I think the axiom no 7 listed by implicitly says that $1\neq 0$

Since we have $1.1^{-1}=1$ that means , inverse of 1 exists and so
it must be true that $1\neq 0$ . am I right ?

16. Jun 23, 2011

### Unit

How do you know 1.1 is in R?

The only numbers you know are in R are 1, 0, and the additive inverse of 1. Try cases, noting that 1 times 1 is 1.

17. Jun 23, 2011

### micromass

None of the axioms are violated, that's the point. There's an axiom missing that says that $1\neq 0$.

18. Jun 23, 2011

### issacnewton

closure property. Since $1 \in \mathbb{R}$

$$1.1 \in \mathbb{R}$$

19. Jun 23, 2011

### Fredrik

Staff Emeritus
It doesn't. However, you proved in post #1 that if 1=0, the field is the trivial field {0}.
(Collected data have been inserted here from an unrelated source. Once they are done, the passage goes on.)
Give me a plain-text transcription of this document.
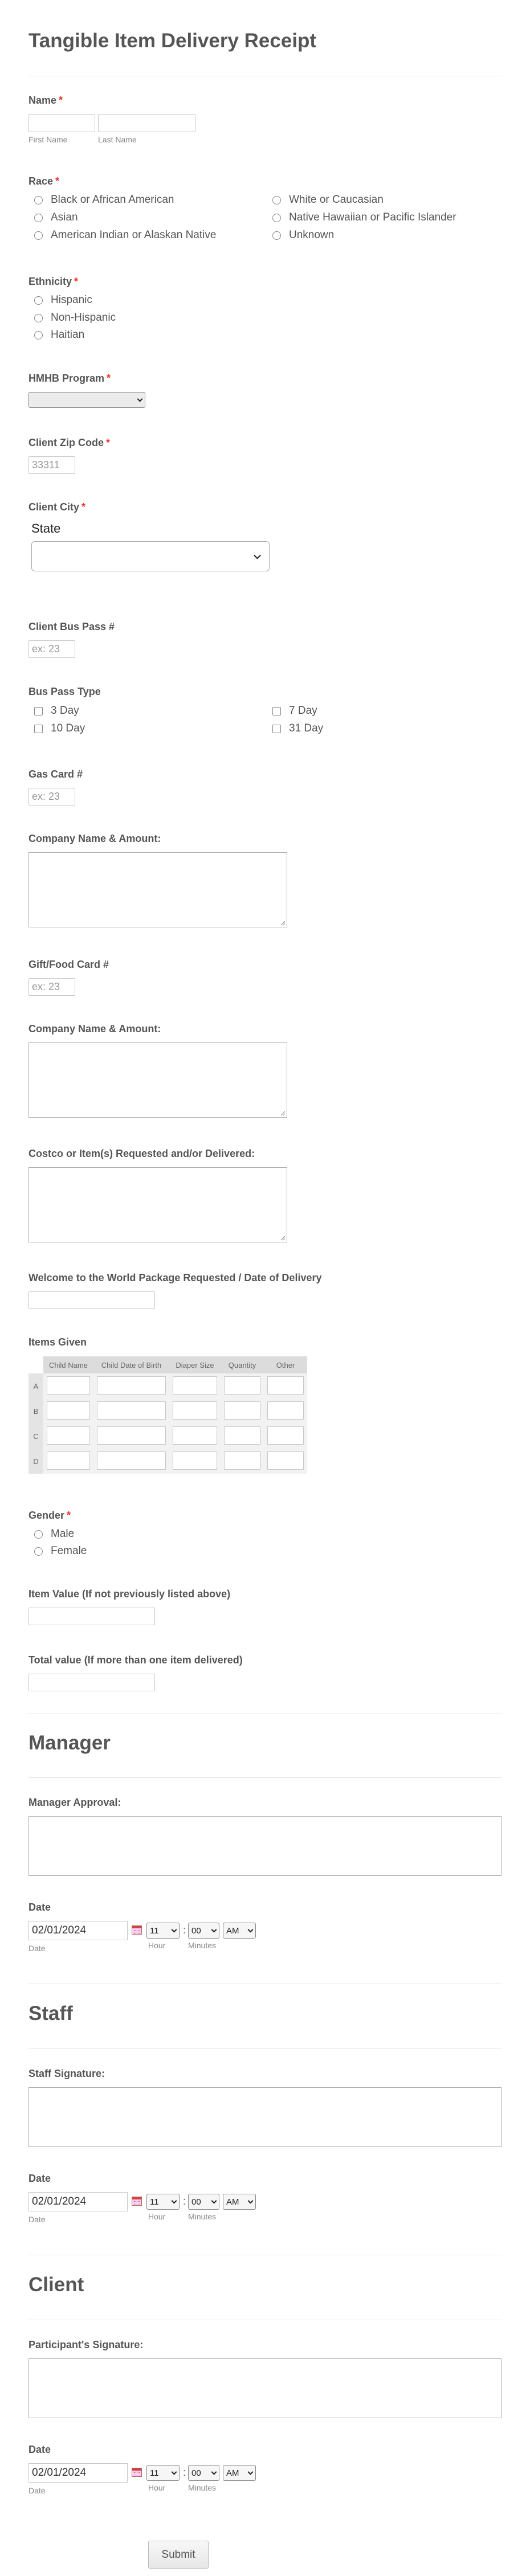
Tangible Item Delivery Receipt
Name *
First Name	Last Name
Race *
Black or African American
Asian
American Indian or Alaskan Native
White or Caucasian
Native Hawaiian or Pacific Islander
Unknown
Ethnicity *
Hispanic
Non-Hispanic
Haitian
HMHB Program *
Client Zip Code *
33311
Client City *
State
Client Bus Pass #
ex: 23
Bus Pass Type
3 Day
10 Day
7 Day
31 Day
Gas Card #
ex: 23
Company Name & Amount:
Gift/Food Card #
ex: 23
Company Name & Amount:
Costco or Item(s) Requested and/or Delivered:
Welcome to the World Package Requested / Date of Delivery
Items Given
	Child Name	Child Date of Birth	Diaper Size	Quantity	Other
A					
B					
C					
D					
Gender *
Male
Female
Item Value (If not previously listed above)
Total value (If more than one item delivered)
Manager
Manager Approval:
Date
02/01/2024	11 : 00	AM
Date	Hour	Minutes
Staff
Staff Signature:
Date
02/01/2024	11 : 00	AM
Date	Hour	Minutes
Client
Participant's Signature:
Date
02/01/2024	11 : 00	AM
Date	Hour	Minutes
Submit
Most authors include the axiom 1≠0. Some don't. I would choose not to include it, and instead do what you did: Prove that the only field that doesn't satisfy this condition is trivial.

20. Jun 23, 2011

### issacnewton

Micromass, as I pointed out , doesn't that follow implicitly from axiom 7. go 2-3 posts back.